Vidéo. «Ziyara», le nouveau documentaire de Simone Bitton sur la mémoire juive au Maroc
La réalisatrice maroco-française, Simone Bitton, a présenté mardi à Casablanca, en avant-première pour la presse, son nouveau documentaire « Ziyara », un road-movie à la rencontre des gardiens musulmans de la mémoire juive au Maroc. Le film sera diffusé sur 2M dimanche 6 mars à 21h50.
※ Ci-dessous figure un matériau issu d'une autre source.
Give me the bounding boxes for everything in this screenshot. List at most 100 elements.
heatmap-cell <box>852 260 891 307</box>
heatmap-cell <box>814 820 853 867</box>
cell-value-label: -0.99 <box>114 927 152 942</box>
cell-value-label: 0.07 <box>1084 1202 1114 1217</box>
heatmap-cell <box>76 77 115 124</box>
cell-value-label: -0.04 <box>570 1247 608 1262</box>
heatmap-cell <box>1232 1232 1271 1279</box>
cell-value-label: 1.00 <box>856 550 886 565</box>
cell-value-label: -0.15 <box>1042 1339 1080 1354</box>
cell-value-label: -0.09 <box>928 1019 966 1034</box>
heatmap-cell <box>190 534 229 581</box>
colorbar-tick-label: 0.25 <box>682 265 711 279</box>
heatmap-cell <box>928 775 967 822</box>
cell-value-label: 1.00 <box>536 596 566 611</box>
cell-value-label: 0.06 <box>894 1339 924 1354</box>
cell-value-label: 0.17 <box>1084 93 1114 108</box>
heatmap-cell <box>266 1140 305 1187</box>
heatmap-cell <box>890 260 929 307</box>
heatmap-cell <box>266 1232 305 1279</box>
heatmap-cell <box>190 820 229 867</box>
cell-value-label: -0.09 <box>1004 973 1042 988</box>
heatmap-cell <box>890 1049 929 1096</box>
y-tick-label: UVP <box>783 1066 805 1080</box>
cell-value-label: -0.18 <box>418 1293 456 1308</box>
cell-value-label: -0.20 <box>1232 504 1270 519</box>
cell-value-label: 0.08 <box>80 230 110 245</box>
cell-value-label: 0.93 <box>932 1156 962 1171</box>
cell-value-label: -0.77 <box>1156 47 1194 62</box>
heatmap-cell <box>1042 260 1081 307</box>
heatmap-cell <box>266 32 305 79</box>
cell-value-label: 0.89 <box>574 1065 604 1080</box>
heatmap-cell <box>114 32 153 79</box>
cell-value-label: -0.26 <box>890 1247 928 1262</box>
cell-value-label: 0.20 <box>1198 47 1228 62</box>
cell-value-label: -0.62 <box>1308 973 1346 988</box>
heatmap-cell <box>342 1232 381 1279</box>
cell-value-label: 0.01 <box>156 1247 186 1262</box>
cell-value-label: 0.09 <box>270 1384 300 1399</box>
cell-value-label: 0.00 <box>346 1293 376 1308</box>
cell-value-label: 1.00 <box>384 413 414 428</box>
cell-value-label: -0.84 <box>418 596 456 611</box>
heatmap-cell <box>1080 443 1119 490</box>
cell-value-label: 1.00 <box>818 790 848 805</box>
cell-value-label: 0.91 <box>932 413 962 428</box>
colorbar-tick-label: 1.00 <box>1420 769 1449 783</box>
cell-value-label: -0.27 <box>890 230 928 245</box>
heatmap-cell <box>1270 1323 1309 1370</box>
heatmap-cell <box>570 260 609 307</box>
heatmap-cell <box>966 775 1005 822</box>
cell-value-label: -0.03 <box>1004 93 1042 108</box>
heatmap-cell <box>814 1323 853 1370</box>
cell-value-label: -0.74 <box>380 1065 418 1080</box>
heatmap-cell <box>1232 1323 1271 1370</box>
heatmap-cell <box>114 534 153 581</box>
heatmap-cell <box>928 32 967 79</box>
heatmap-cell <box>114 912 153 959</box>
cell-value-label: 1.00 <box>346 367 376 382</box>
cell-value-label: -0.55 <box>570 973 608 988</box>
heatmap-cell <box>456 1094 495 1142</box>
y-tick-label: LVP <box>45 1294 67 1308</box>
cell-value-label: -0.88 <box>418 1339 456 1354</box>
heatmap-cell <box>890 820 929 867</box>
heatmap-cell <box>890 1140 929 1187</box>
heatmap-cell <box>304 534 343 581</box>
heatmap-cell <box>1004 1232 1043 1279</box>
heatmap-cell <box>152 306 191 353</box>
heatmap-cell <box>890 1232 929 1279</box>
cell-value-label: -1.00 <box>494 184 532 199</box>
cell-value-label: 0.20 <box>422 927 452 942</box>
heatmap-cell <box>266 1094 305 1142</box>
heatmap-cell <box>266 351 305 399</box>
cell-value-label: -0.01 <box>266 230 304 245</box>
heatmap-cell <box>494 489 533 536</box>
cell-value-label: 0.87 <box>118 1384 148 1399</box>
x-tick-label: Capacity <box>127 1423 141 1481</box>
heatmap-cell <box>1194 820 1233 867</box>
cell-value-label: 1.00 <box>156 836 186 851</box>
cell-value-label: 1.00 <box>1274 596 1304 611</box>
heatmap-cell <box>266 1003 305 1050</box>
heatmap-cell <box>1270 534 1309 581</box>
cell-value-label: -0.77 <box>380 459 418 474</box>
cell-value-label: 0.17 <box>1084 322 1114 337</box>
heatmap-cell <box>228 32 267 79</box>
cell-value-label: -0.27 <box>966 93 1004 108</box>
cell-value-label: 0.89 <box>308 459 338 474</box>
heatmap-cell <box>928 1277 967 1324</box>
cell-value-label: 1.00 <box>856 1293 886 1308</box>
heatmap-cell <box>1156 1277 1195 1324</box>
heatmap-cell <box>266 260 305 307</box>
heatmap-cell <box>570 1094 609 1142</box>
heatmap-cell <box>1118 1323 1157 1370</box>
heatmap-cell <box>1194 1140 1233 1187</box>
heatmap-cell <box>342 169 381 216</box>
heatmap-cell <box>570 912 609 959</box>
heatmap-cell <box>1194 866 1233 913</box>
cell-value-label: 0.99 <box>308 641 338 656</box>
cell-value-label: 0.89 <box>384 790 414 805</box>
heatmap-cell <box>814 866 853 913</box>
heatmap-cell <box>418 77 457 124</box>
Simone Bitton ne souhaitait pas faire « un film nostalgique mais un film sur le présent », commente Reda Benjelloun, directeur des magazines d’information et du documentaire chez TV 2M, en animant l’avant première de « Ziyara », mardi 1er mars 2022, au cinéma Rif de Casablanca. Ce qui est certain, c’est que la réalisatrice maroco-française signe un 13e film émouvant sans angélisme, poétique et teinté d’humour.
Mais comment ne pas ressentir de nostalgie à l’évocation de l’exil, des départs, des séparations et des morts? Tour à tour, les musulmans racontent les juifs qui vivaient avec eux au Maroc, avant leur émigration en Israël à partir des années 50. Avec affection, sincérité, précision pour certains malgré leur âge avancé, ils se souviennent. Ils se souviennent de cette partie de la population, arrachée, comme on se souvient d’un parent dont on n’a jamais vraiment compris la disparition.
A travers son second film sur le Maroc, la réalisatrice rend hommage aux « gardiens musulmans de la mémoire juive », particulièrement à ceux qui continuent de prendre soin des sanctuaires, cimetières et tombes des saints des Israélites. « Ziyara est un mot arabe qui signifie visite, voyage, pèlerinage. Au Maroc, on l’utilise surtout dans le contexte du culte des saints. On va « visiter » pour demander guérison ou bénédiction, présenter un nouveau-né, remercier d’un vœu exaucé », écrivait Simone Bitton en 2016 à l’aube de son projet sorti en France le 1er décembre 2021.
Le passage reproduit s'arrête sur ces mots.